Не могу представить, что стало бы с Евгением Львовичем, во что бы он превратился, если бы вдруг утратил свой великий дар — то, что англичане в старину называли четвертой христианской добродетелью: юмор?!

Да, без юмора невозможно и вообразить себе Евгения Львовича. И все?таки, честно говоря, я больше всего любил его как раз в те редкие минуты, когда он говорил совершенно серьезно, без попыток во что бы то ни стало шутить, без тех милых парадоксов и неповторимых «шварцизмов», которыми блистала его живая речь и будут долго блистать его книги и пьесы.

Впрочем, последняя, лучшая книга Шварца именно тем, на мой взгляд, и хороша, что в ней соблюдена мера — юмора в ней ровно столько, сколько нужно, чтобы радость общения с мастером была полной.
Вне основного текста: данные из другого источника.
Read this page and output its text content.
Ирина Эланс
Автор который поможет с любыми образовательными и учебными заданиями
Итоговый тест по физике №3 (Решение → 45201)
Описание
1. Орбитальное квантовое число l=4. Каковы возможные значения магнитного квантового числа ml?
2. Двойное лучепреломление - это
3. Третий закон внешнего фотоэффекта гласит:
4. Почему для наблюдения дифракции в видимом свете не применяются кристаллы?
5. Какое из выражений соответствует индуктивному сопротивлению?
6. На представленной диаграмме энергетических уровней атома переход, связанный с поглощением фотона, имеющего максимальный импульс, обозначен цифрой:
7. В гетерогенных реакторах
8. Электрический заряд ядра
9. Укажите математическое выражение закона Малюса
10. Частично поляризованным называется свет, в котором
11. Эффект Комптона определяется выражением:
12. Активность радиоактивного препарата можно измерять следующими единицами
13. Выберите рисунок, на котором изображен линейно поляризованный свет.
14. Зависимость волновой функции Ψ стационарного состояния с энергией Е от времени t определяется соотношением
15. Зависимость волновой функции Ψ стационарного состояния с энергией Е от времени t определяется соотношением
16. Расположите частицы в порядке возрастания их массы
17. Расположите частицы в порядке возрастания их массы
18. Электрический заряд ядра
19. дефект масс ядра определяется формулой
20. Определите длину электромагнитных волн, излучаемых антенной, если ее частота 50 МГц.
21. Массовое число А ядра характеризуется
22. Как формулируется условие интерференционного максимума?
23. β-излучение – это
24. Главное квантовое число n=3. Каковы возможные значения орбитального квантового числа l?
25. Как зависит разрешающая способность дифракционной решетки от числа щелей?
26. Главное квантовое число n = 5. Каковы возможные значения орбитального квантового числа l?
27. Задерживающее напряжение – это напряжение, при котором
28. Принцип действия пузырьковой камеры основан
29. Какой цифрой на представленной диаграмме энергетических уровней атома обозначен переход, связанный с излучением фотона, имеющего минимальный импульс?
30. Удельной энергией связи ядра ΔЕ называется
Сознательно или бессознательно, а Евгений Львович и здесь пошел путем Чехова. Ведь и тот начинал с юмористики, а на склоне дней написал «Архиерея», рассказ, где улыбку читателя вызывают только слова «не ндравится мне» в устах старого монаха.

Музыку он любил, но как?то умел обходиться без нее, в филармонии и на других концертах на моей памяти не бывал, думаю — из?за Екатерины Ивановны, которая выезжала (да и то не всегда) только на первые спектакли пьес Евгения Львовича.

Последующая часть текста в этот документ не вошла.